Citigroup’s figures on trading activity defied weak October seasonality, with volume rising to the highest since the bank started tracking the data in 2018.
Data from other banks shows a big jump in volume as well. From Oct. 2 through the close of trading on Oct. 8, retail investors accelerated their weekly purchases of stocks to $7 billion, an increase from the of $5.3 billion per week over the past two months, JPMorgan equity and quant strategist Arun Jain wrote in a note to clients on Wednesday.
The buying spree coincided with renewed optimism around artificial intelligence stocks, fueled by a series of corporate deals, bets on interest-rate cuts and expectations for resilient earnings. Indeed, AI-linked names remain the epicenter of retail enthusiasm. Dell Technologies Inc. drew its largest inflow in nearly five months, while members of the Magnificent Seven such as Tesla Inc., Nvidia Corp. and Meta Platforms Inc., but excluding Apple Inc., saw sizable buying, Jain wrote.

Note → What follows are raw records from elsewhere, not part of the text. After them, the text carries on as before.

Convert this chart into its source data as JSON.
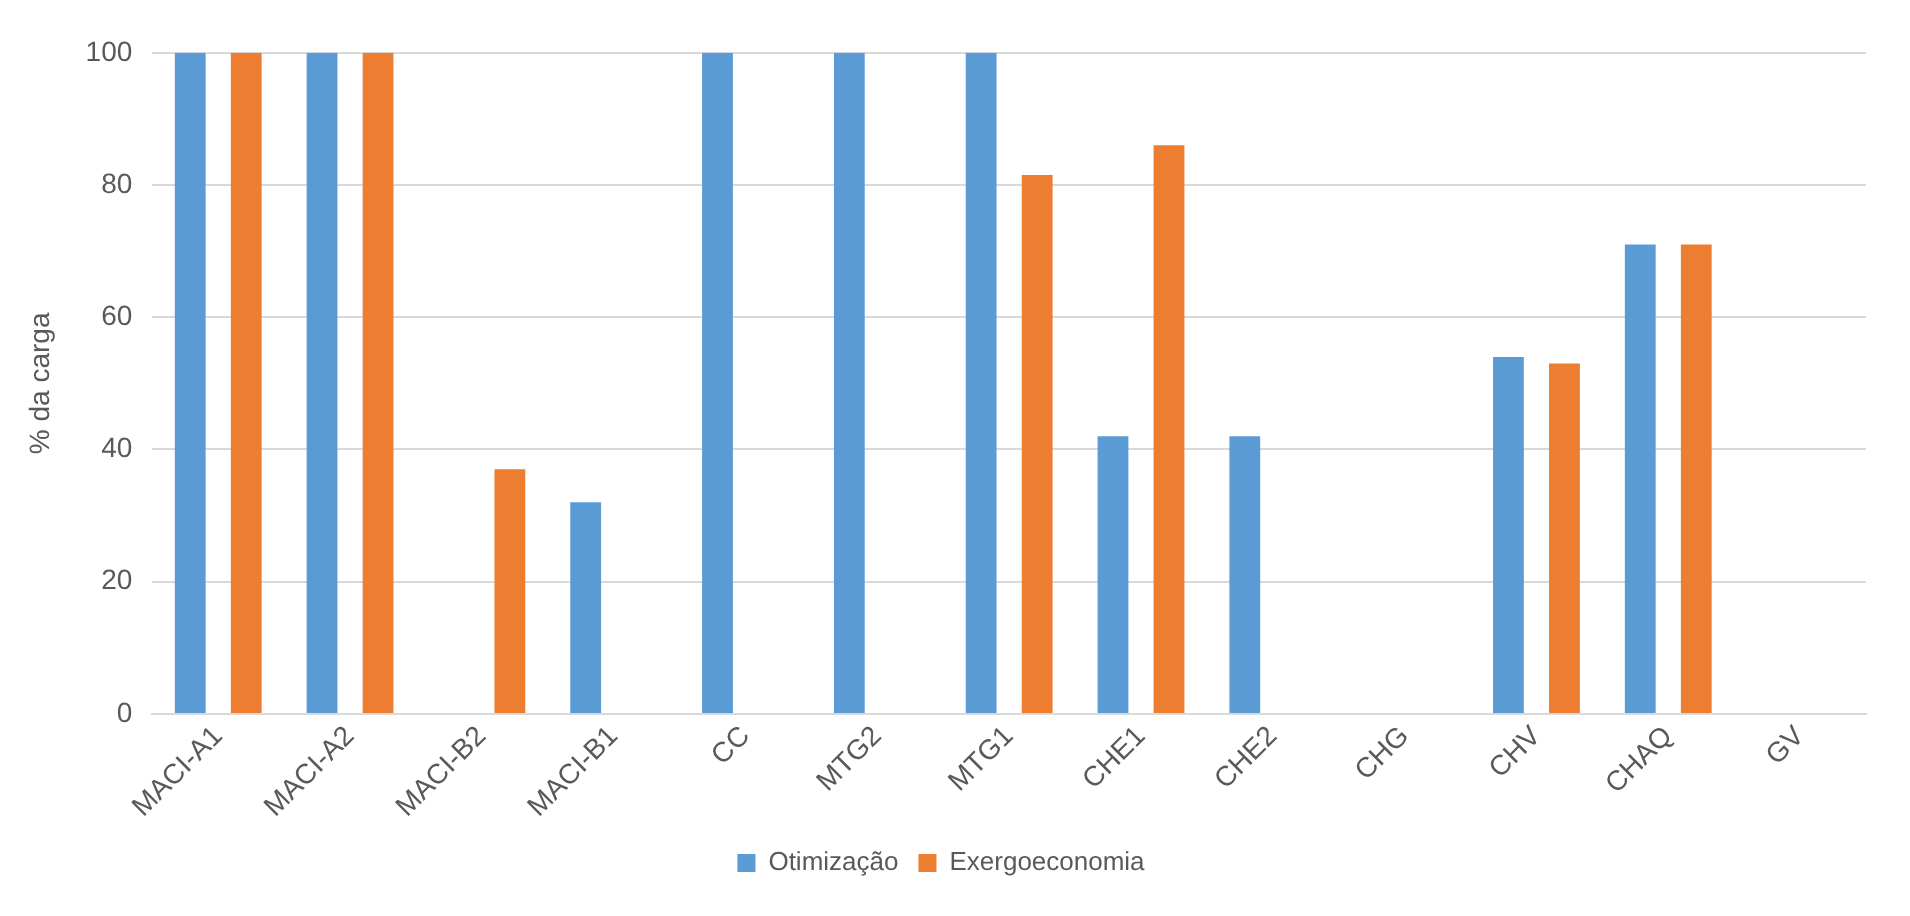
{
  "chart_data": {
    "type": "bar",
    "ylabel": "% da carga",
    "categories": [
      "MACI-A1",
      "MACI-A2",
      "MACI-B2",
      "MACI-B1",
      "CC",
      "MTG2",
      "MTG1",
      "CHE1",
      "CHE2",
      "CHG",
      "CHV",
      "CHAQ",
      "GV"
    ],
    "series": [
      {
        "name": "Otimização",
        "color": "#5b9bd5",
        "values": [
          100,
          100,
          0,
          32,
          100,
          100,
          100,
          42,
          42,
          0,
          54,
          71,
          0
        ]
      },
      {
        "name": "Exergoeconomia",
        "color": "#ed7d31",
        "values": [
          100,
          100,
          37,
          0,
          0,
          0,
          81.5,
          86,
          0,
          0,
          53,
          71,
          0
        ]
      }
    ],
    "ylim": [
      0,
      100
    ],
    "yticks": [
      0,
      20,
      40,
      60,
      80,
      100
    ],
    "grid": "y",
    "legend": "bottom"
  }
}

Risk-on sentiment is present in the options market as well. Over the last seven trading sessions, retail gamma supply — a gauge of how much investors are selling options and collecting premiums on short-dated calls and puts — jumped to an all-time high of $93 billion, according to JPMorgan Chase & Co. The surge was led by growth-oriented names, with technology and communications stocks seeing the steepest pickup.